On Thursday January 23rd a bipartisan group of US lawmakers have revealed a legislation which would reduce the scope of the National Security Agency’s (NSA) warrantless internet and telephone surveillance program.

The bill aims to reform section 215 of the PATRIOT Act, which is expiring on March 15, and prevent abuses of the Foreign Intelligence Surveillance Act. Under the PATRIOT Act, the NSA can create a secret mass surveillance that taps into the internet data and telephone records of American residents. Further, the Foreign Intelligence Surveillance Act allows for U.S. intelligence agencies to eavesdrop on and store vast amounts of digital communications from foreign suspects living outside the United States, with American citizens often caught in the cross hairs.
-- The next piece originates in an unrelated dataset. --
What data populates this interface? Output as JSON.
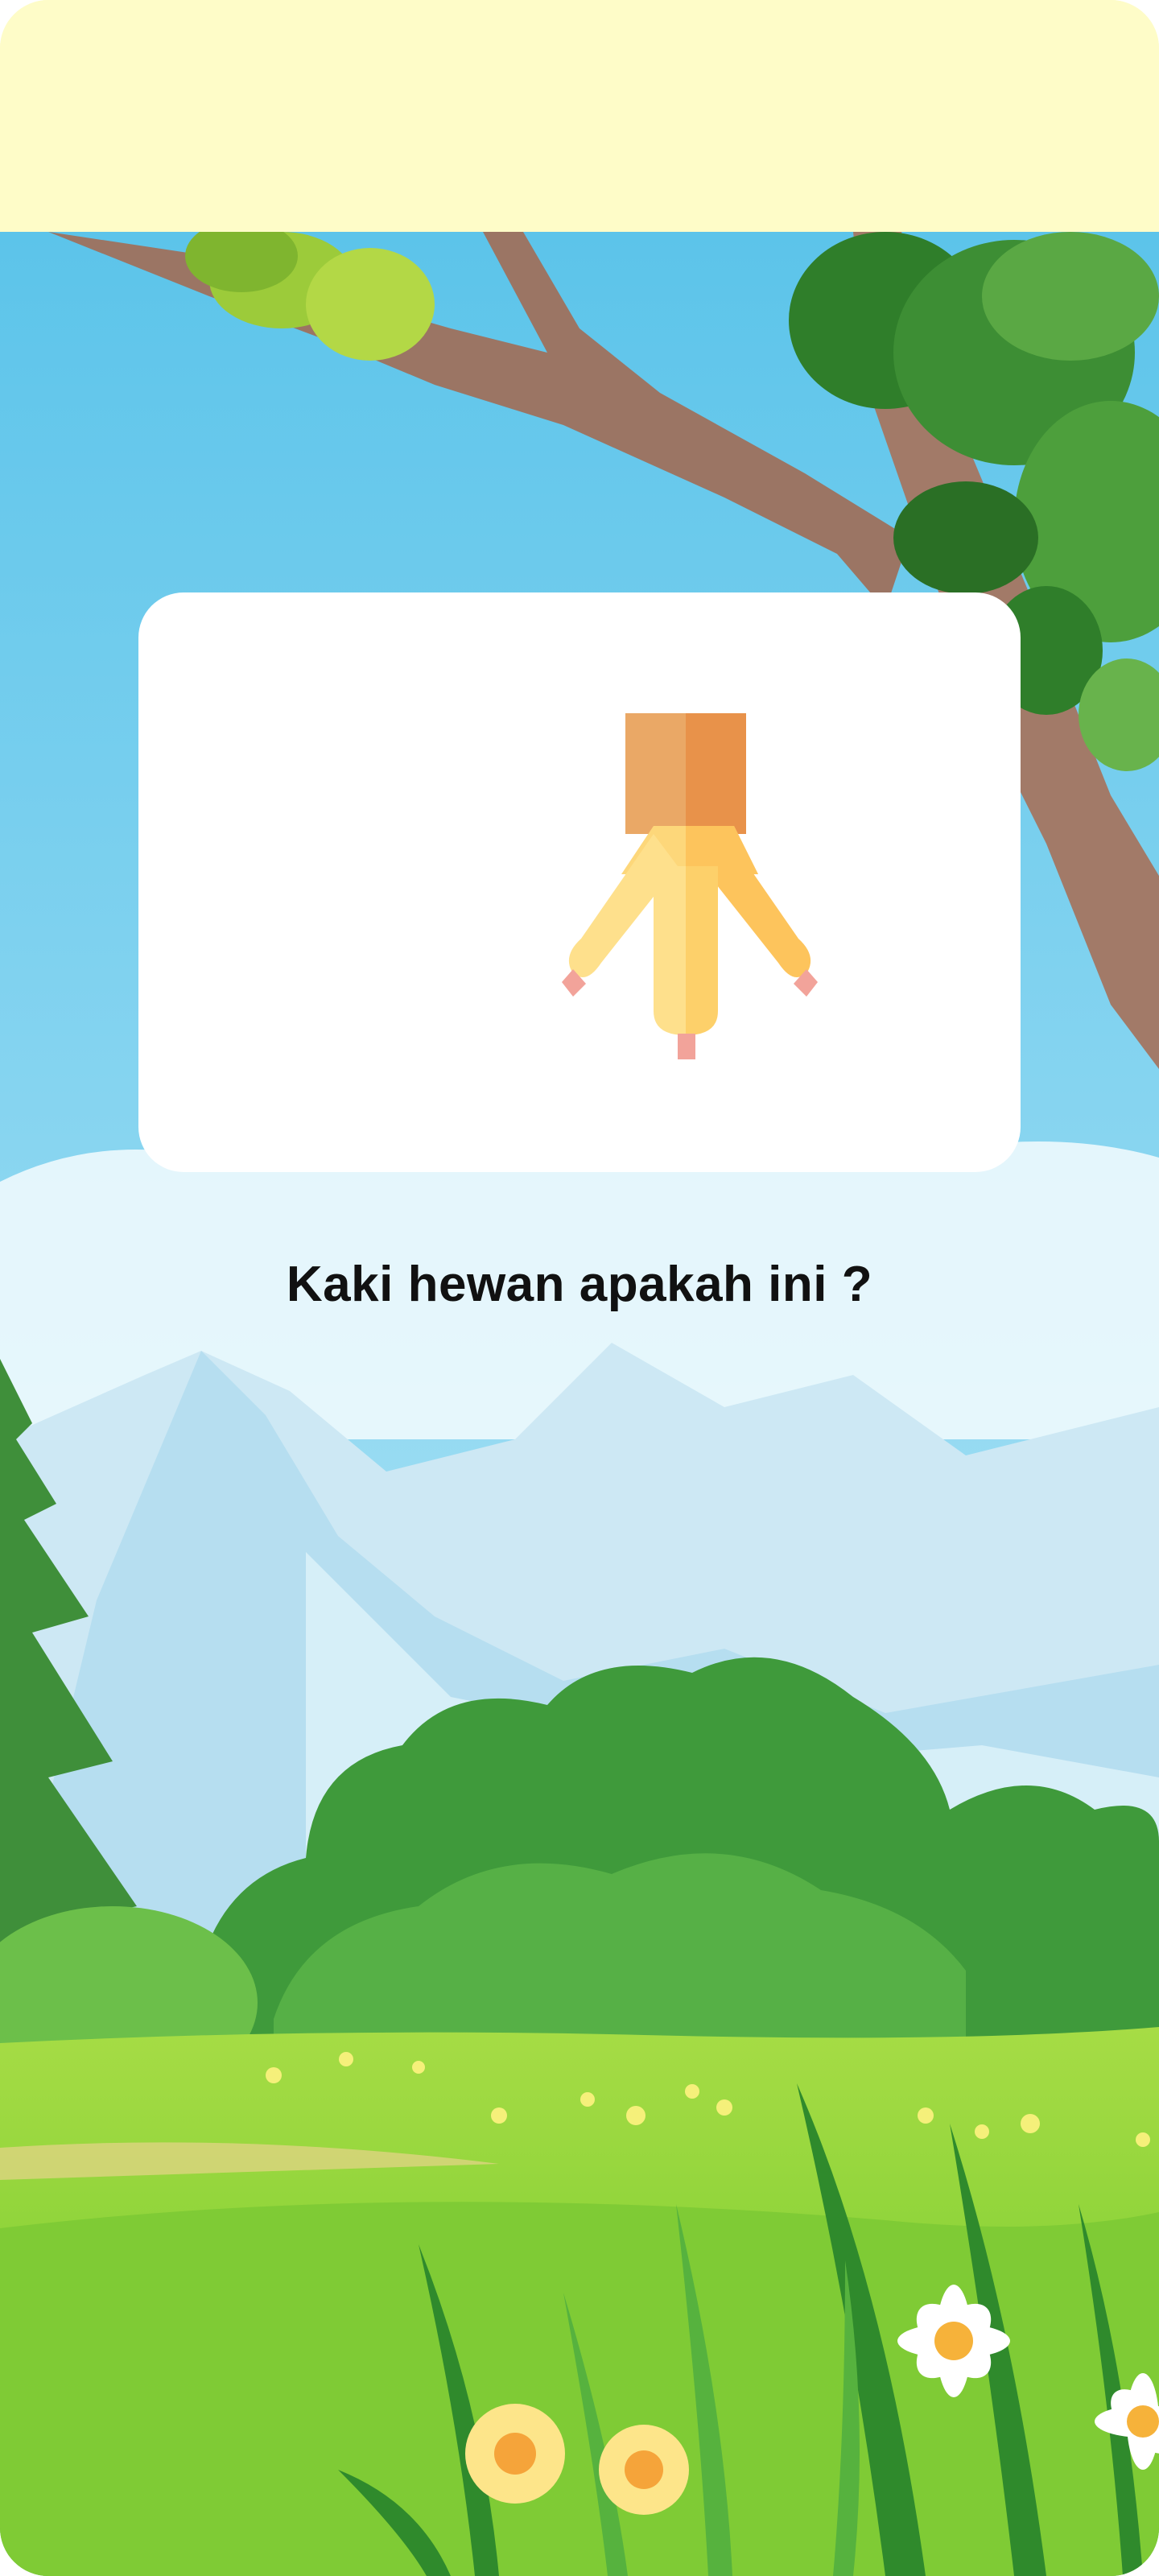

The newly introduced bill is supposed to host a lot of reforms such as prohibiting the warrantless collection of cell site location, GPS information, browsing history and internet search history, ending the authority for the NSA’s massive phone record program which was disclosed by Edward Snowden, establishing a three-year limitation on retention of information that is not foreign intelligence or evidence of a crime, and more.

This new legislation is seen favorably by national civil rights groups and Democrats, who hope the bill will stop the continuous infringement to the fourth Amendment of the American Constitution in the name of national security.